Sedangkan demokrasi justru dibuat untuk membatalkan syariat Allah, dan
mengakomodir segala keinginan dan segala bentuk manusia, baik kafir, fajir, fasiq,
munafik, zindiq, dll. Keberadaan para Dai di majelis demokrasi mengakibatkan
kompromi yang membahayakan akidah mereka, mereka terikat dengan apapun hasil
keputusan majelis majelis demokrasi tersebut. Bahkan dalam setiap keputusan, mereka
harus mengacu pada aturan perundangundangan yang mereka buat sebelumnya,
demikian seterusnya yang menjadi lingkaran kesesatan tanpa disadari.

3. Syubhat: Demokrasi dapat memenangkan Islam sebagaimana Erdogan menang di Turki.


Jawaban: Ini merupakan penyimpulan yang amat dangkal, bahkan amat mungkin
dikatakan sebagai kedustaan. Sebab, kemenangan Erdogan sama sekali tidak ada
hubungannya dengan kemenangan Islam. Apakah Daulah Islam tegak di Turki? Apakah
hukum Allah tegak di Turki?. Bahkan kemenangan Erdogan harus dibayar mahal, dengan
cara meraih simpati rakyatnya dengan mengikuti paham paham sekulerisme, dimana
Erdogan menjadikan Kemal Attaturk pahlawan serta mengagung-agungkannya, serta
memuji konsep-konsepnya.
Di Indonesia juga demikian, apakah perjuangan menegakkan Agama Allah harus
dibumbui dengan takluk pada Undang-Undang buatan manusia dna menjadikannya
lebih sakral dibanding Alquran dan Sunnah.
Perhatikanlah sumpah jabatan anggota legislatif:

“Demi Allah saya bersumpah/berjanji: bahwa saya, akan memenuhi kewajiban saya
sebagai anggota Dewan Perwakilan Rakyat dengan sebaik-baiknya dan seadil-adilnya,
sesuai dengan peraturan perundang-undangan, dengan berpedoman pada Pancasila
dan Undang-Undang Dasar Negara Republik Indonesia Tahun 1945;…….

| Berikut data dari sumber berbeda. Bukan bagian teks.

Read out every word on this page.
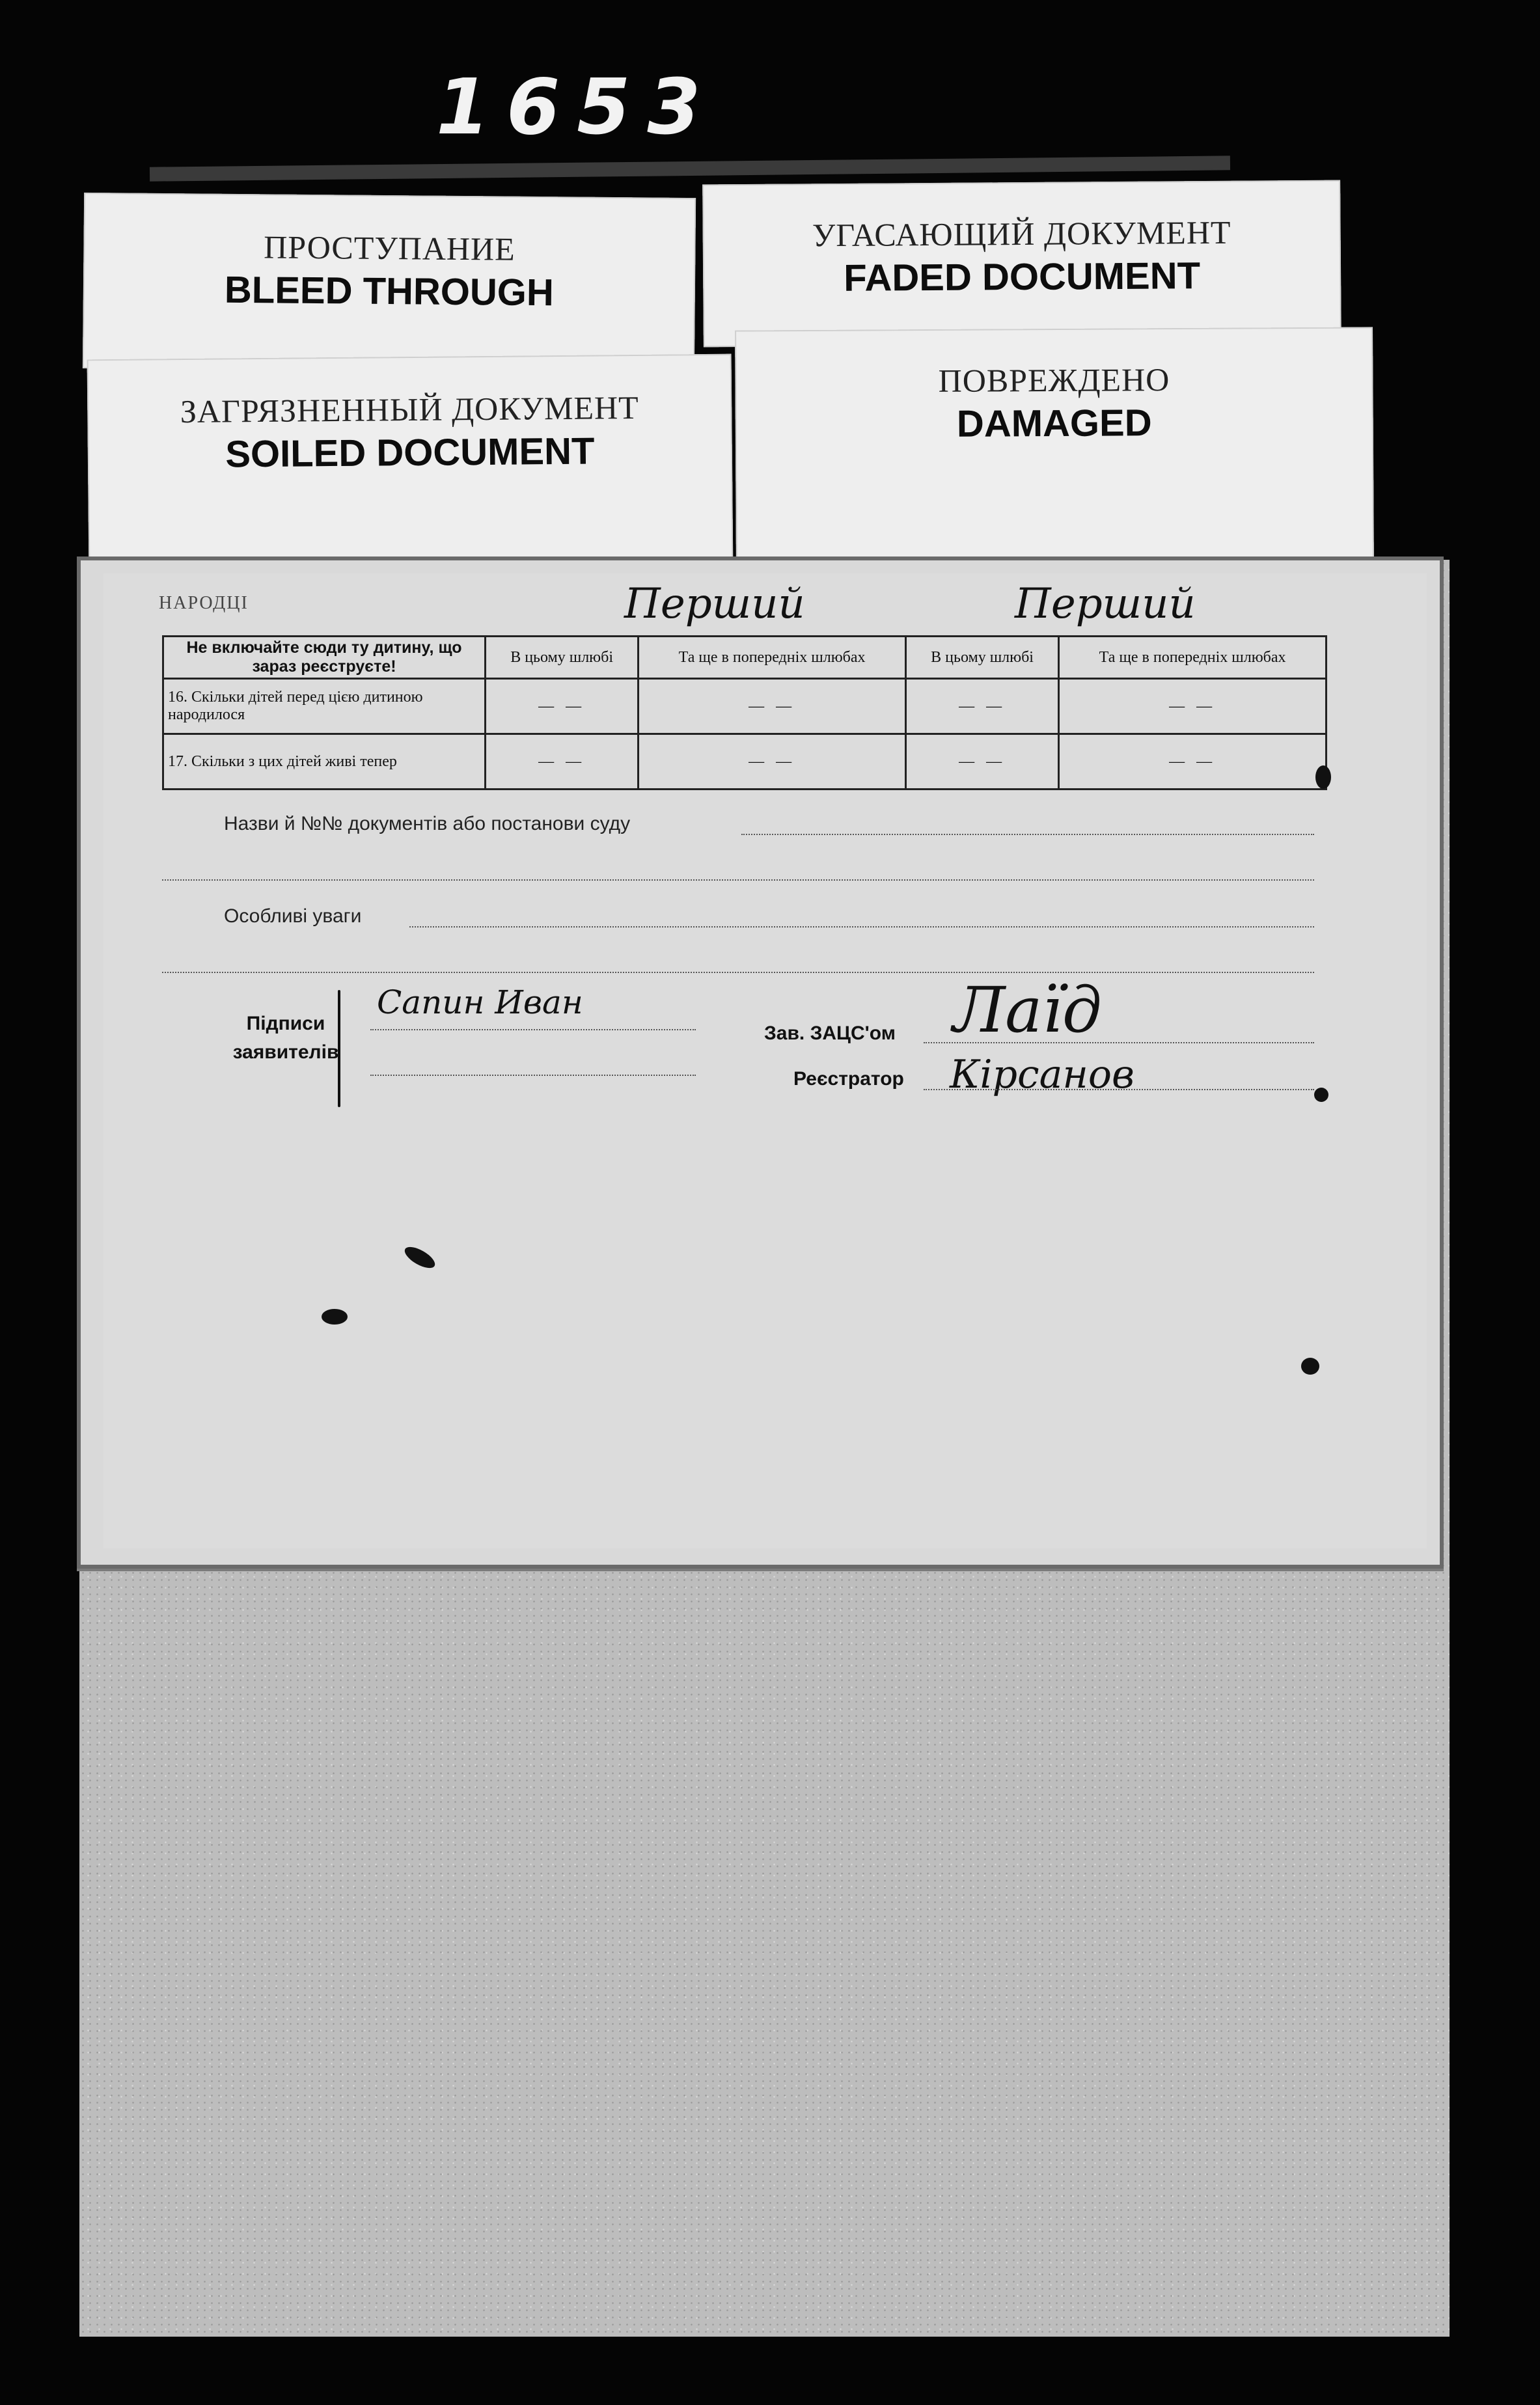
1653
ПРОСТУПАНИЕ
BLEED THROUGH
УГАСАЮЩИЙ ДОКУМЕНТ
FADED DOCUMENT
ЗАГРЯЗНЕННЫЙ ДОКУМЕНТ
SOILED DOCUMENT
ПОВРЕЖДЕНО
DAMAGED
НАРОДЦІ	Перший	Перший
Не включайте сюди ту дитину, що зараз реєструєте!	В цьому шлюбі	Та ще в попередніх шлюбах	В цьому шлюбі	Та ще в попередніх шлюбах
16. Скільки дітей перед цією дитиною народилося	— —	— —	— —	— —
17. Скільки з цих дітей живі тепер	— —	— —	— —	— —
Назви й №№ документів або постанови суду
Особливі уваги
Підписи заявителів
Сапин Иван
Зав. ЗАЦС'ом Лаїд
Реєстратор Кірсанов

Perhatikanlah bagaimana anggota legislatif bersumpah atas nama Allah untuk tunduk
pada Pancasila dan UUD 45. Itu adalah kalimat yang tidak samar, yang merupakan
kebathilan bagi para kaum Mukminin yang berusaha keras agar tidak terfitnah
agamanya. Allahul Musta’an.

Demikianlah risalah singkat ini kami tulis, kami sama sekali tidak bermaksud memaksakan kehendak
atau berdebat, namun ini hanyalah penjelasan yang mendasari keputusan kami untuk keluar dari
jamaah IM. Adapun segala kebenaran datangnya dari Allah Subhanahu wa Ta’ala, dan segala kekeliruan
datangnya dari kami sendiri yang lemah, semoga Allah Ta’ala senantiasa menunjuki kita Taufik dan
menganugerahkan kepada kita keselamatan dunia dan akhirat.